Esta semana celebramos aniversario del
15-M. Aquel acontecimiento puede interpretarse de con dos exigencias.
Por la primera el 15M fue una
revuelta que promovía la renovación de los agentes políticos y, en cierta
medida, culturales. Una parte de la movilización ciudadana criticó los partidos
de la casta y esta la conformaban políticos cerrados sobre sí mismos. Como
todos los espacios cerrados en ellos se generaban sobre todo la pleitesía y la
incompetencia. Favorables a esa crítica eran quienes querían ocupar este
espacio, ya sea porque se abrieran las puertas de acceso ya sea porque estaban
ya en política pero en sus márgenes, con poca o nula influencia.
En parte se produjo la renovación
tanto a izquierda como a derecha. Y, como era de esperar, quienes denunciaron
la casta han sido acusados de fundar una nueva o de acomodarse a la ya
existente. Las disputas no dan mucho de sí, salvo que unos y otros se
reivindican de ser la verdadera gente. Como expliqué en su día, casta son
siempre los otros.
Es un concepto que sirve para insultar mas no para comprender.

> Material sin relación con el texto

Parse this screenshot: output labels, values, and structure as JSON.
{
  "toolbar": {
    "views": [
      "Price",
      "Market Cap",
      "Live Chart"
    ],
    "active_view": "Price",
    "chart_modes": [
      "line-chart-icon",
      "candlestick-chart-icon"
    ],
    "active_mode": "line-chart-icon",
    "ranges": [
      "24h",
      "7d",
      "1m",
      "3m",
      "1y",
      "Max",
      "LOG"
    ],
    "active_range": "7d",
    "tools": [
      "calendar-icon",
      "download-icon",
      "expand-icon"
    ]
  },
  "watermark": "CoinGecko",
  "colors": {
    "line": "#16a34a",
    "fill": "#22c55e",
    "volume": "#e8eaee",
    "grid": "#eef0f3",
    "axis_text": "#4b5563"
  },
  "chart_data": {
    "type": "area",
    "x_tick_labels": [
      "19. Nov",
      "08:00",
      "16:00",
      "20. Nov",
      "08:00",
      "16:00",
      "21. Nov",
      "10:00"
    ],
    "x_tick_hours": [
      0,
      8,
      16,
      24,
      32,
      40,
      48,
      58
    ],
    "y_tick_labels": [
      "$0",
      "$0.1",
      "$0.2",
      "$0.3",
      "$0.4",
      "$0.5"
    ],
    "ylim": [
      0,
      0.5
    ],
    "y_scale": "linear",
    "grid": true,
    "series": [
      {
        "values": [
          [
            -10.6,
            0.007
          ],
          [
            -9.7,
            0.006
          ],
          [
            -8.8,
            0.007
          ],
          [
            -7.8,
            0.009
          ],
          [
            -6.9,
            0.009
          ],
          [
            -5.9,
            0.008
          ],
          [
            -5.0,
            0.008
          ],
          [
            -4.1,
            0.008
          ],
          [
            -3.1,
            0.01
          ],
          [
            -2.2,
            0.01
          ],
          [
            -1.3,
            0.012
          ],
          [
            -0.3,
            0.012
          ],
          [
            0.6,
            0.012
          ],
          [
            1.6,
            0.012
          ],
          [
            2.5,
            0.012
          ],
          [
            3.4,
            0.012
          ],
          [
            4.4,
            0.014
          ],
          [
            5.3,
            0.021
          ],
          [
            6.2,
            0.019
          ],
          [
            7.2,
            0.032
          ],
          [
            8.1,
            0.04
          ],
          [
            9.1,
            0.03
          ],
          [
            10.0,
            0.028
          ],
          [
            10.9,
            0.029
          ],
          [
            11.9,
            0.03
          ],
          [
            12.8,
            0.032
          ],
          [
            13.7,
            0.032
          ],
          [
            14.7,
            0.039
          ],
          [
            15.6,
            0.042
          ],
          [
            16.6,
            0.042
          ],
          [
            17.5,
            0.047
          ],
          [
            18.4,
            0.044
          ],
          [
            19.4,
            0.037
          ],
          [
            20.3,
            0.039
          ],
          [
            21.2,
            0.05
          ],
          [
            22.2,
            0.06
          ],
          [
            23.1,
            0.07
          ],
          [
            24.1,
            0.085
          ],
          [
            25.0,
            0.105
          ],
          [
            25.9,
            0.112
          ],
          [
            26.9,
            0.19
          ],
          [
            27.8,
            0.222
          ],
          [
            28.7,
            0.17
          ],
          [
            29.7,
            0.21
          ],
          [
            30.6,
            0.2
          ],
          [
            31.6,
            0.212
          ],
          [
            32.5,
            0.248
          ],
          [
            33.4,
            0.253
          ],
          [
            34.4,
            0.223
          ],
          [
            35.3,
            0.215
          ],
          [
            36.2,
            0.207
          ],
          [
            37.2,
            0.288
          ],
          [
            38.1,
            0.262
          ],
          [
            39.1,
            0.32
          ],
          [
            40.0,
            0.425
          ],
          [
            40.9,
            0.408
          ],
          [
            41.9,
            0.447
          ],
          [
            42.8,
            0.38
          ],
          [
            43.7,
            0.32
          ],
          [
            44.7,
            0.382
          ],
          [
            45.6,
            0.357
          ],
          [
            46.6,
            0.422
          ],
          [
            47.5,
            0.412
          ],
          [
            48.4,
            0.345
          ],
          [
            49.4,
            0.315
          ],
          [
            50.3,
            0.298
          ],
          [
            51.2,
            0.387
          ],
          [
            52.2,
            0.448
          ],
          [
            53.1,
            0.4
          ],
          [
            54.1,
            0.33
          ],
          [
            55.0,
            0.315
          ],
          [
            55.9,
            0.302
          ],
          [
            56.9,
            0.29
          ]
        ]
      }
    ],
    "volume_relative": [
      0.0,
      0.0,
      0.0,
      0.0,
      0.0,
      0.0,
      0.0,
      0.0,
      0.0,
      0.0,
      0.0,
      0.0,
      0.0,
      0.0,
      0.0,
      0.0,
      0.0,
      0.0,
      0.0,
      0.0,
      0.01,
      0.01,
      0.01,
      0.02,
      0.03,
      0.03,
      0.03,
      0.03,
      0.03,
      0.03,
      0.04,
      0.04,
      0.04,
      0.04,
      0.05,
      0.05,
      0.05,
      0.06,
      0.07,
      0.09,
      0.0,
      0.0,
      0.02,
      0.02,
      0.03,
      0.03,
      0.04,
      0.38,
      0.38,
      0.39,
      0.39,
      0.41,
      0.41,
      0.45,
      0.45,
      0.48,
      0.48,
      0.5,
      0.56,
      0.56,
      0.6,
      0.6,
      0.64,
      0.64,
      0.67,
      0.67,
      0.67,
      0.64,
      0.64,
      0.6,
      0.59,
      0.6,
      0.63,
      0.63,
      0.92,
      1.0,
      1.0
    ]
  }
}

Por la segunda el 15M proponía
renovar los modos de ejercicio político. Con la renovación de la población
siempre se renuevan los estilos y los formatos de comunicación. También se han
renovado las instituciones políticas, sobre todo con el uso de las elecciones
primarias. De su mano algunos partidos, curiosamente los más instalados en el
campo político, han conocido victorias inesperadas que han desbancado a
candidaturas respaldadas por actores importantes. Nadie puede desconocer esa
novedad.
Por lo demás, las elecciones
primarias han generado una cultura política hipercompetitiva. Esto ha producido
candidatos en perpetua campaña y disputa hacia el interior del partido. Del
lado de los electores ha facilitado que se estabilicen grupos de seguidismo
ajenos a la deliberación. Como veían los pensadores clásicos, las elecciones
permiten la participación popular al precio de consagrar el elitismo y la
pasividad del electorado. La elección solo ha sido uno de los métodos de la
democracia. La rotación y el sorteo acompañaron a la elección dentro del
repertorio democrático. Servían para incentivar la participación política y
para desactivar la cultura de facciones, esa cultura que tantísimo daño hace a
la política. Porque nos obliga a distinguir y a distinguirnos por razones
absurdas, porque otorga el poder a quienes solo saben trazar ortodoxias por doquier. A menudo, como
sucede en las primarias, frente al más próximo. Sería cómico si no fuera una
tragedia. Las ortodoxias construyen sectas
al precio de destruir la comunidad política, cualquier comunidad política con
cierto alcance que pueda ser operativo. Tras la ortodoxia se encuentran
agazapadas la inutilidad y la melancolía.
Nuestro escenario actual es distinto
del de entonces. Sometidos a una crisis sanitaria sufrimos los efectos de ser
tratados como mercancía que se vende –otra gran consigna del 15M. La pandemia
ha puesto al límite servicios públicos depauperados y muestra la enorme
impotencia de la sociedad organizada: la desindustrialización nos ha vuelto
incapaces de garantizar bienes necesarios para nuestra salud. Además,
experimentamos los efectos de la competición política con su inevitable
corolario: sustituir la deliberación por el insulto y el debate por el ajuste
de cuentas. Se diría que, como en las pesadillas totalitarias, algunos juegan a
que la mitad de la población sueñe con meter en la cárcel a la otra mitad. Y,
además, hacerlo por razones espurias y sesgadas, nacidas de la detección de la
paja en el ojo ajeno y de la ceguera ante la viga que obtura el propio. En
estas circunstancias el 15M sigue siendo una cita que tenemos pendiente. Necesitamos
imperiosamente otra cultura política.